PajakOnline.com—Indonesia merupakan negara yang dikenal sebagai negara maritim dengan total luas wilayah 7,81 juta km2, negara yang mempunyai 3,25 juta km2 berupa lautan, dan dari seluruh jumlah lautan Indonesia, 2,55 juta km2 adalah Zona Ekonomi Eksklusif (ZEE). Oleh karena itu, memiliki wilayah yang lebih dari setengah bagian berupa lautan dan wilayah geografis yang strategis, mendukung Indonesia memproduksi banyak sekali hasil perikanan.
Pemerintah menetapkan kebijakan-kebijakan untuk menyukseskan sektor perikanan Indonesia di masa mendatang. Salah satunya dengan peraturan pengenaan PPN atas barang hasil perikanan. Sementara itu, dengan naiknya tarif Pajak Pertambahan Nilai (PPN) 11%, sejumlah barang dan jasa tertentu tetap diberikan fasilitas bebas PPN salah satunya yakni hasil perikanan.
Hasil perikanan termasuk ke dalam kelompok Barang Kena Pajak (BKP), tapi tidak dikenai Pajak Pertambahan Nilai (PPN). Adanya regulasi yang mengatur bahwa barang hasil dari kegiatan usaha di bidang kelautan dan perikanan, baik penangkapan maupun budidaya merupakan barang kena pajak (BKP) yang bersifat strategis atas import atau penyerahannya dibebaskan dari pengenaan PPN.
Berdasarkan pada pasal 1 angka 1 huruf c dalam Keputusan Menteri Keuangan Nomor 155/KMK.03/2021 yang menyatakan bahwa salah satu Barang Kena Pajak (BKP) tertentu yang bersifat strategis yaitu barang hasil pertanian yang dipetik langsung, diambil langsung atau disadap langsung dari sumbernya termasuk hasil pemrosesannya yang dilakukan dengan cara tertentu yang diserahkan oleh petani atau kelompok petani. Yang dimaksud hasil pertanian yaitu perkebunan, kehutanan, peternakan, perburuan atau penangkapan maupun penangkaran, dan perikanan baik dari penangkapan atau budidaya.

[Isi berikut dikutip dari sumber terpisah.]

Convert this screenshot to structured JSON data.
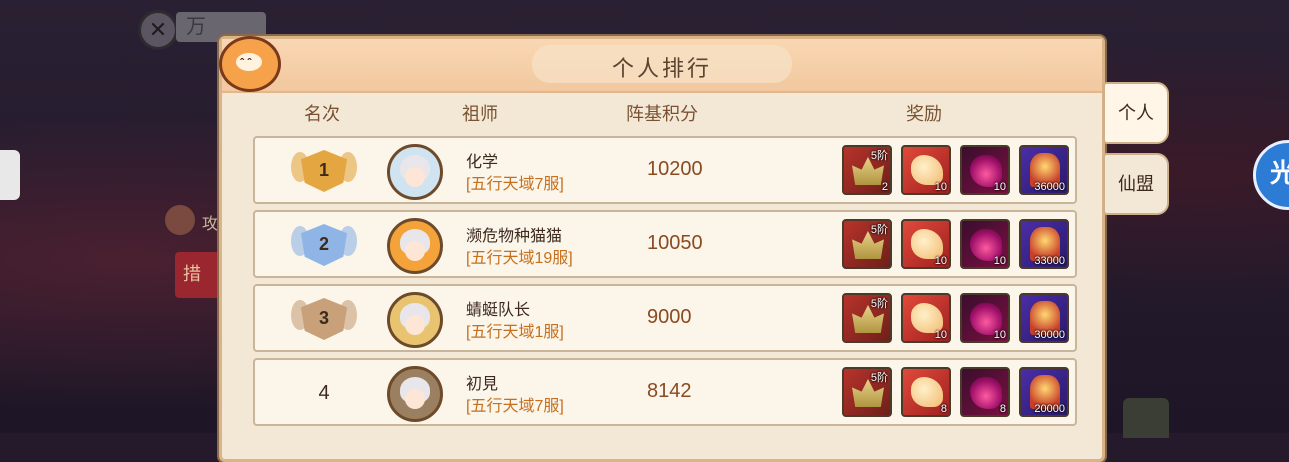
{
  "background": {
    "tab_label": "万",
    "attack_label": "攻",
    "red_button_label": "措",
    "badge_text": "光环"
  },
  "panel": {
    "title": "个人排行"
  },
  "columns": {
    "rank": "名次",
    "ancestor": "祖师",
    "score": "阵基积分",
    "reward": "奖励"
  },
  "side_tabs": [
    {
      "label": "个人",
      "active": true
    },
    {
      "label": "仙盟",
      "active": false
    }
  ],
  "rows": [
    {
      "rank": "1",
      "medal": "gold",
      "name": "化学",
      "server": "[五行天域7服]",
      "score": "10200",
      "rewards": [
        {
          "kind": "gear",
          "tier": "5阶",
          "qty": "2",
          "icon": "crown-gear-icon"
        },
        {
          "kind": "scroll",
          "qty": "10",
          "icon": "scroll-icon"
        },
        {
          "kind": "flame",
          "qty": "10",
          "icon": "purple-flame-icon"
        },
        {
          "kind": "chest",
          "qty": "36000",
          "icon": "treasure-icon"
        }
      ]
    },
    {
      "rank": "2",
      "medal": "silver",
      "name": "濒危物种猫猫",
      "server": "[五行天域19服]",
      "score": "10050",
      "rewards": [
        {
          "kind": "gear",
          "tier": "5阶",
          "qty": "",
          "icon": "crown-gear-icon"
        },
        {
          "kind": "scroll",
          "qty": "10",
          "icon": "scroll-icon"
        },
        {
          "kind": "flame",
          "qty": "10",
          "icon": "purple-flame-icon"
        },
        {
          "kind": "chest",
          "qty": "33000",
          "icon": "treasure-icon"
        }
      ]
    },
    {
      "rank": "3",
      "medal": "bronze",
      "name": "蜻蜓队长",
      "server": "[五行天域1服]",
      "score": "9000",
      "rewards": [
        {
          "kind": "gear",
          "tier": "5阶",
          "qty": "",
          "icon": "crown-gear-icon"
        },
        {
          "kind": "scroll",
          "qty": "10",
          "icon": "scroll-icon"
        },
        {
          "kind": "flame",
          "qty": "10",
          "icon": "purple-flame-icon"
        },
        {
          "kind": "chest",
          "qty": "30000",
          "icon": "treasure-icon"
        }
      ]
    },
    {
      "rank": "4",
      "medal": "none",
      "name": "初見",
      "server": "[五行天域7服]",
      "score": "8142",
      "rewards": [
        {
          "kind": "gear",
          "tier": "5阶",
          "qty": "",
          "icon": "crown-gear-icon"
        },
        {
          "kind": "scroll",
          "qty": "8",
          "icon": "scroll-icon"
        },
        {
          "kind": "flame",
          "qty": "8",
          "icon": "purple-flame-icon"
        },
        {
          "kind": "chest",
          "qty": "20000",
          "icon": "treasure-icon"
        }
      ]
    }
  ],
  "colors": {
    "gold": "#e3a640",
    "silver": "#8fb4e6",
    "bronze": "#c8a07a"
  }
}
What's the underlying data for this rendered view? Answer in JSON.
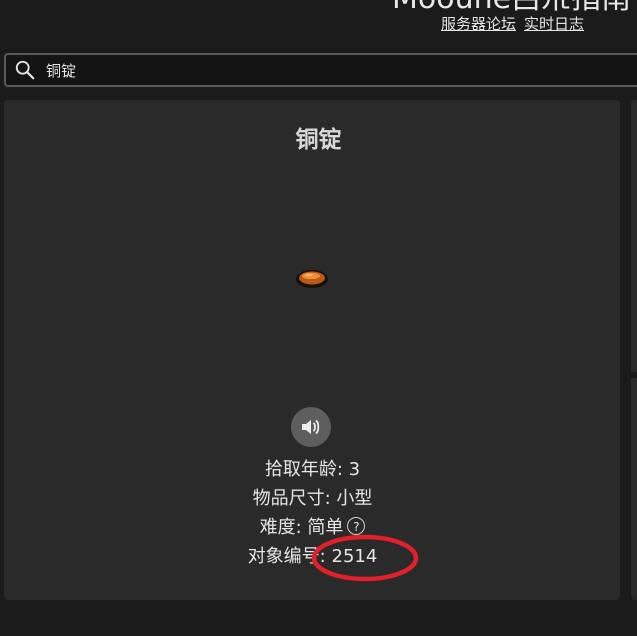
{
  "header": {
    "site_title": "Mooune吕朮指南",
    "links": [
      "服务器论坛",
      "实时日志"
    ]
  },
  "search": {
    "value": "铜锭",
    "icon": "search-icon"
  },
  "item": {
    "title": "铜锭",
    "image": "copper-ingot-icon",
    "sound_icon": "speaker-icon",
    "pickup_age_label": "拾取年龄:",
    "pickup_age": "3",
    "size_label": "物品尺寸:",
    "size": "小型",
    "difficulty_label": "难度:",
    "difficulty": "简单",
    "help": "?",
    "object_id_label": "对象编号:",
    "object_id": "2514"
  },
  "colors": {
    "background": "#1b1b1b",
    "card": "#2a2a2a",
    "annotation": "#e0202a"
  }
}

Selain itu, barang dan jasa tertentu lainnya yang dibebaskan dari pengenaan PPN, antara lain barang kebutuhan pokok, jasa pendidikan, jasa sosial, jasa keuangan, jasa angkutan umum, jasa kesehatan, jasa asuransi, jasa tenaga kerja, jasa konstruksi untuk rumah ibadah dan jasa konstruksi untuk bencana nasional, mesin, vaksin, buku pelajaran dan kitab suci, air bersih termasuk biaya sambung/pasang dan biaya beban tetap, listrik, rusun sederhana, rusunami, RS, RSS, hasil kelautan perikanan, pakan ikan, ternak, bibit/benih, pakan ternak, bahan pakan, jangat dan kulit mentah, bahan baku kerajinan perak, emas batangan dan emas granula, minyak bumi, gas bumi, panas bumi, senjata/alutsista, dan alat foto udara. Hal tersebut merujuk pada pasal 4A ayat (2) huruf b Undang-Undang PPN.
Adapun terdapat pemrosesan yang diperbolehkan untuk dibebaskan dari PPN di bidang perikanan yakni dengan cara didinginkan atau dibekukan, digarami, dikeringkan atau diasap, direbus, dan dikemas dengan cara sangat sederhana untuk tujuan melindungi barang terkait. Namun, akibat dari pembebasan PPN tersebut Pajak Masukan atas perolehan hasil perikanan tidak dapat dikreditkan.
Dengan demikian, bagi orang atau badan yang melakukan penyerahan hasil laut tidak diwajibkan mempunyai Surat Keterangan Bebas PPN yang dikeluarkan oleh Direktur Jenderal Pajak (DJP). Jika ingin memperoleh Surat Keterangan Bebas PPN, dapat mengajukan permohonan kepada Direktur Jenderal Pajak (DJP) dengan melampirkan dokumen impor atau dokumen pembelian yang bersangkutan. Selanjutnya, permohonan Surat Keterangan Bebas PPN akan diproses dan diberikan keputusan dalam jangka waktu 5 hari kerja setelah berkas permohonan diterima lengkap.
Bagi pemerintah, tujuan dari dibebaskannya penyerahan barang hasil perikanan dari pengenaan PPN atas barang hasil perikanan, yaitu:
- Mencapai keberhasilan sektor kegiatan ekonomi yang berprioritas tinggi dalam skala nasional.
- Mendorong pertumbuhan dan perkembangan dunia usaha sektor perikanan.
- Memperlancar perkembangan ekonomi nasional.